Economy March 6, 2026

Daly Says Job Market Shows Vulnerability but Urges Caution on Cutting Rates

San Francisco Fed president highlights two-sided risks from persistent inflation and rising oil prices amid Iran tensions

By Hana Yamamoto
Daly Says Job Market Shows Vulnerability but Urges Caution on Cutting Rates

San Francisco Federal Reserve President Mary Daly said a weaker-than-expected U.S. jobs report heightens her concern about the labor market but does not, by itself, justify an immediate cut in interest rates. Daly cited two-sided risks from still-elevated inflation and a recent runup in oil prices tied to the Iran conflict, and she advocated pausing to gather additional data rather than acting precipitously.

Key Points

  • Weaker-than-expected jobs data raises concern about labor market vulnerability - impacts hiring-sensitive and consumer-facing parts of the economy.
  • Daly emphasized two-sided risks: persistent inflation and a runup in oil prices amid the Iran conflict - implications for energy markets and inflation expectations.
  • She presented holding policy rates steady while collecting more information as a viable option, rather than immediately cutting or hiking rates - relevant to interest-rate-sensitive sectors and financial markets.

San Francisco Federal Reserve President Mary Daly said the latest, weaker-than-expected U.S. jobs report increases her concern about labor market conditions, but she argued it should not automatically trigger an immediate cut to policy rates.

Asked about the appropriate policy response, Daly noted the Fed faces "two-sided" risks: inflation that remains too high and an uptick in oil prices amid the Iran conflict. Those factors, she said, argue for caution before altering short-term borrowing costs.

"There’s another alternative which is also a policy alternative, which is to hold them steady while we collect more information," Daly told CNBC, referring to short-term borrowing costs that the Fed cut last year but held steady in January. She added: "I’m certainly not in a position to think we should be hiking interest rates, but I think there’s a real issue about whether we should meet immediately, urgently act on the labor market, or whether we should wait to think through the data."

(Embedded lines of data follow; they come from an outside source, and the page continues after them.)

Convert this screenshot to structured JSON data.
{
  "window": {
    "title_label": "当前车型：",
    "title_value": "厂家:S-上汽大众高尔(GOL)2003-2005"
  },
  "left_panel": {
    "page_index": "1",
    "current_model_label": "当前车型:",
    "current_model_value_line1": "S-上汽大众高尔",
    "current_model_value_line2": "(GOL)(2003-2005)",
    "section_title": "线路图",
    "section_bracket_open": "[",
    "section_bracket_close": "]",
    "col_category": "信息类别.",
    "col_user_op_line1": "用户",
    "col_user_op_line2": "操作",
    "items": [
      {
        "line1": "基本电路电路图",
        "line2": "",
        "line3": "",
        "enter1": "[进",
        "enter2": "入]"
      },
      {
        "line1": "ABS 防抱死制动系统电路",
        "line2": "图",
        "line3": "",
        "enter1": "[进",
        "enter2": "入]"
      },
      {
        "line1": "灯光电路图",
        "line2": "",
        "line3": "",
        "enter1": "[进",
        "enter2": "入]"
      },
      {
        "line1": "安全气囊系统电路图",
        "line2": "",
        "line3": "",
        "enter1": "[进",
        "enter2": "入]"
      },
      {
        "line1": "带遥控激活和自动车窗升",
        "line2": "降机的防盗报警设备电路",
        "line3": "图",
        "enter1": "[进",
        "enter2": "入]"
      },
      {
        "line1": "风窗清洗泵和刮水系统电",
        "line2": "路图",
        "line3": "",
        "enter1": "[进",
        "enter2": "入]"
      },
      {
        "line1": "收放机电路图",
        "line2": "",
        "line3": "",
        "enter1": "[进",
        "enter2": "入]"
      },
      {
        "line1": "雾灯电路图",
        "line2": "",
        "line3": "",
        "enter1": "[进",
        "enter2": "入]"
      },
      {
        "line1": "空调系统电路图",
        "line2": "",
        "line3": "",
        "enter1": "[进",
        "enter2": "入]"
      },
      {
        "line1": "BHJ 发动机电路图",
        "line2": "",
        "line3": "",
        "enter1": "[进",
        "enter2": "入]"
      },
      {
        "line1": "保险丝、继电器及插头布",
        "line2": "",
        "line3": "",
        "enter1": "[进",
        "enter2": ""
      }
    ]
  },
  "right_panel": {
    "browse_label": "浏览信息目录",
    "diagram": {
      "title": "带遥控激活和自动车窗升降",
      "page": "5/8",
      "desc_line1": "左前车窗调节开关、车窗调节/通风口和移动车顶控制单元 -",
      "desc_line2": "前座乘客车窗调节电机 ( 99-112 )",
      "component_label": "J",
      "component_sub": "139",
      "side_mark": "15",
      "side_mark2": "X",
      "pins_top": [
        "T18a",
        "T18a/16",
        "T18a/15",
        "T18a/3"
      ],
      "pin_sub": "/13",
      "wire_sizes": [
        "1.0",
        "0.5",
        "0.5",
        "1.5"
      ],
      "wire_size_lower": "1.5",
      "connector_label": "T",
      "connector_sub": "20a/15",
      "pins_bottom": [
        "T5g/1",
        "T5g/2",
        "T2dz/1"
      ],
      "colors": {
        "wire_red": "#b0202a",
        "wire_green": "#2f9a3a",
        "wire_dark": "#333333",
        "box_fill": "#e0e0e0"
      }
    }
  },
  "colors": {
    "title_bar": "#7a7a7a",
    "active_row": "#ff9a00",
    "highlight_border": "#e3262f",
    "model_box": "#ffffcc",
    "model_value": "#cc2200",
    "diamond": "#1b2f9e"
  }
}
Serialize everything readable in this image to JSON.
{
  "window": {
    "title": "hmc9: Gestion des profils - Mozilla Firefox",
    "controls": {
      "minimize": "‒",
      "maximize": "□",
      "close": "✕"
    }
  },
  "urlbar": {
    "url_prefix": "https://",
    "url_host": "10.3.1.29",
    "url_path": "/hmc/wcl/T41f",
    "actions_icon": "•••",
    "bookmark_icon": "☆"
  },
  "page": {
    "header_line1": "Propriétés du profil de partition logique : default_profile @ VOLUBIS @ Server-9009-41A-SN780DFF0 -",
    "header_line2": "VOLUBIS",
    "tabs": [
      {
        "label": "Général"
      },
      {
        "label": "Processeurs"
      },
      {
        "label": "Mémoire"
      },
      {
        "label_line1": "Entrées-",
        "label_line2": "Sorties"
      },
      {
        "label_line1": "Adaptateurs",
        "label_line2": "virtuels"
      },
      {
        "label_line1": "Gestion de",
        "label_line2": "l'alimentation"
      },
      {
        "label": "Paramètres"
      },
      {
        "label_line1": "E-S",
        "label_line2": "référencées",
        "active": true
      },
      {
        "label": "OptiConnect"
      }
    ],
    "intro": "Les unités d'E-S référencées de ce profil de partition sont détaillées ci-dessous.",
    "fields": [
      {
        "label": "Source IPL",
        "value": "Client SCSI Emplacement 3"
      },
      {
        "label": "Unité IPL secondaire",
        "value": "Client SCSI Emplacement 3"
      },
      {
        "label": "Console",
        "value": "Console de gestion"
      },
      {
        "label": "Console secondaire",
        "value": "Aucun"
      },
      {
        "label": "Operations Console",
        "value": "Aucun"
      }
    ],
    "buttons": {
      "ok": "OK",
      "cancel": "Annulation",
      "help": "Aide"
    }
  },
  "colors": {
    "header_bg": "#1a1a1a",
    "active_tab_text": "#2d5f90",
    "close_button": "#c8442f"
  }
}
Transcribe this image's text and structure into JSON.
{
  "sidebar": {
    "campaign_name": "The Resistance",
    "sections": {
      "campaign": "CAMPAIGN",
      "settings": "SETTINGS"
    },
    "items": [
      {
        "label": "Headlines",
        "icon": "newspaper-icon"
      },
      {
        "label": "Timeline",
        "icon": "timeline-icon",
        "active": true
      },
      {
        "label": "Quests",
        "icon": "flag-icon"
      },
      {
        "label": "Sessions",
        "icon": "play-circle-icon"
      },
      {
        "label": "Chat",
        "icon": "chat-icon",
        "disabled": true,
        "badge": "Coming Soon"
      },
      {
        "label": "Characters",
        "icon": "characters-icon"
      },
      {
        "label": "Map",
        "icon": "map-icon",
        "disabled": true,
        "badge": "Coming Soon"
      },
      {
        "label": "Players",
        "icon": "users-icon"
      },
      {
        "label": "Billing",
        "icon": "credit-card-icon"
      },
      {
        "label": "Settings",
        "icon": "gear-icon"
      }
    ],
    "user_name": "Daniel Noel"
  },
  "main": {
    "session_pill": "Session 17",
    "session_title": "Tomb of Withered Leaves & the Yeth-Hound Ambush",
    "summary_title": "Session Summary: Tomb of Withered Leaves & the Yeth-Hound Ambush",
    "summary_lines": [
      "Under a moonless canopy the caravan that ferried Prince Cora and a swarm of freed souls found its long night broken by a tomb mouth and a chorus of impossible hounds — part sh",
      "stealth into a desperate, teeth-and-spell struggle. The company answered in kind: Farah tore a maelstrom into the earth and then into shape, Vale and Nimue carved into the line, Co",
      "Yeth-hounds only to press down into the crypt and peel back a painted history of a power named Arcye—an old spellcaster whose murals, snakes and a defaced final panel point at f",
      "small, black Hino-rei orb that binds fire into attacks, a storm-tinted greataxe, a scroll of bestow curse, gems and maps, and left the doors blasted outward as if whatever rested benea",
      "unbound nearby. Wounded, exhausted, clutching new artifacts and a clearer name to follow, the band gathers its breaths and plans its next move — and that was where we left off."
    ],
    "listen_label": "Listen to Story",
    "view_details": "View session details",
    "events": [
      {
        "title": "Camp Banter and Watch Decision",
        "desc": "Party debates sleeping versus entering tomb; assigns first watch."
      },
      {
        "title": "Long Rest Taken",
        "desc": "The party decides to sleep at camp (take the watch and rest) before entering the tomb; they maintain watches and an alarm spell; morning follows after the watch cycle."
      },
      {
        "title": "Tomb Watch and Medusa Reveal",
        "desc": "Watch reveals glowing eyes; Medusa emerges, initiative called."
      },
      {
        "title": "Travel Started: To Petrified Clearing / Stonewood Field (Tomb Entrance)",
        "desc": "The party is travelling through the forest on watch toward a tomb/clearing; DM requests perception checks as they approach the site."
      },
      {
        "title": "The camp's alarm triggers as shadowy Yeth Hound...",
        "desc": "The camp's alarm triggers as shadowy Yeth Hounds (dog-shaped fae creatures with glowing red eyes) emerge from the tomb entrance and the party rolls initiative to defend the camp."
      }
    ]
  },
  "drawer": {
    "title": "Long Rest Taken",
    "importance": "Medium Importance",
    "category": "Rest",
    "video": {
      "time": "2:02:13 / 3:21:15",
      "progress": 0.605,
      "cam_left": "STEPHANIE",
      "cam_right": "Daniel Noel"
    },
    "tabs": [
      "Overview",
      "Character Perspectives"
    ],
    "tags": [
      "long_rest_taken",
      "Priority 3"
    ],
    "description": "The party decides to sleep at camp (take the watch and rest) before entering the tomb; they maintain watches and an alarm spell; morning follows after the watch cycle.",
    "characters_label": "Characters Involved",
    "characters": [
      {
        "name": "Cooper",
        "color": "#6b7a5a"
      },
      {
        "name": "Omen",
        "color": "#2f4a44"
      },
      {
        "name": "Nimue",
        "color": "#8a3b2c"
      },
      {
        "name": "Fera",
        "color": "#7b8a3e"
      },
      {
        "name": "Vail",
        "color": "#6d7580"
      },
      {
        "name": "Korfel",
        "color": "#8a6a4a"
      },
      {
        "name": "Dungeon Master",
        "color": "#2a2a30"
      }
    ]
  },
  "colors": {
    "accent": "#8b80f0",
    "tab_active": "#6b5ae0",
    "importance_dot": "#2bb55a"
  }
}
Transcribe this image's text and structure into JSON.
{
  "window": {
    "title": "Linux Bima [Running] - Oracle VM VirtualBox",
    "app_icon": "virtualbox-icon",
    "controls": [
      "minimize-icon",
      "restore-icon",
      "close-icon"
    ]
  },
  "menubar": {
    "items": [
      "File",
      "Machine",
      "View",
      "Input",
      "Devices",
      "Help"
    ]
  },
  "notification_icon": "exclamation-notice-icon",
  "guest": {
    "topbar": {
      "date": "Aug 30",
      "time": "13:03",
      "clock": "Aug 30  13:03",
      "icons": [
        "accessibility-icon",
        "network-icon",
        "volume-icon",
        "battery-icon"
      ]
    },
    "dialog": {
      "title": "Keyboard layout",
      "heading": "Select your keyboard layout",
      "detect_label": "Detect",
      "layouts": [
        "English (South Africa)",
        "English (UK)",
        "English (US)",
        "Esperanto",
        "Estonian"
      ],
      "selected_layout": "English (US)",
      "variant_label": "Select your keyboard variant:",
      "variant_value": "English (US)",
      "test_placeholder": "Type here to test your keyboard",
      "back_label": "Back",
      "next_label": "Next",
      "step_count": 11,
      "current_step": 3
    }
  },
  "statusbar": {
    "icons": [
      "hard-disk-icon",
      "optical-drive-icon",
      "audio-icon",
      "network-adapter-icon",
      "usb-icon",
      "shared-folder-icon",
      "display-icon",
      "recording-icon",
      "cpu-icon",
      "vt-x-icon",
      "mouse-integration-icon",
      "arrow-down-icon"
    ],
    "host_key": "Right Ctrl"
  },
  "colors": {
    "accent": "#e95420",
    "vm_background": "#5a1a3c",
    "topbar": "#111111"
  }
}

Daly’s remarks stressed a data-dependent approach: the labor report has raised caution, yet the broader inflation picture and recent movements in oil prices mean policy makers face competing considerations. The option to maintain the current stance while awaiting clearer signals was presented as a viable policy path alongside other choices.

The comments reiterated that, despite signs of softening in employment, the Fed is not positioned to move toward tightening. At the same time, Daly signaled that impulsive easing in response to a single labor release would be premature given the persistence of inflationary pressures and geopolitical influences on energy markets.

Her view frames the Fed’s near-term challenge as balancing the evidence from the labor market against broader price pressures and supply-side shocks to energy costs. That balancing act, Daly said, argues for measured deliberation rather than immediate policy shifts.


Summary

Mary Daly said a weak jobs print reinforces concern about labor market vulnerability but does not compel an immediate rate cut. She emphasized the Fed faces two-sided risks from still-too-high inflation and a rise in oil prices linked to the Iran conflict, and she advocated holding rates steady while collecting more data.

Risks

  • Persistent inflation remains a downside risk that could limit scope for policy easing - affects consumer prices and interest-rate-sensitive markets.
  • Runup in oil prices amid the Iran conflict introduces supply-side inflationary pressure and market volatility - directly impacts the energy sector and broader inflation readings.
  • A weaker-than-expected jobs report creates uncertainty about labor market strength and complicates the timing of any policy response - introduces risk to hiring-dependent industries and consumer demand.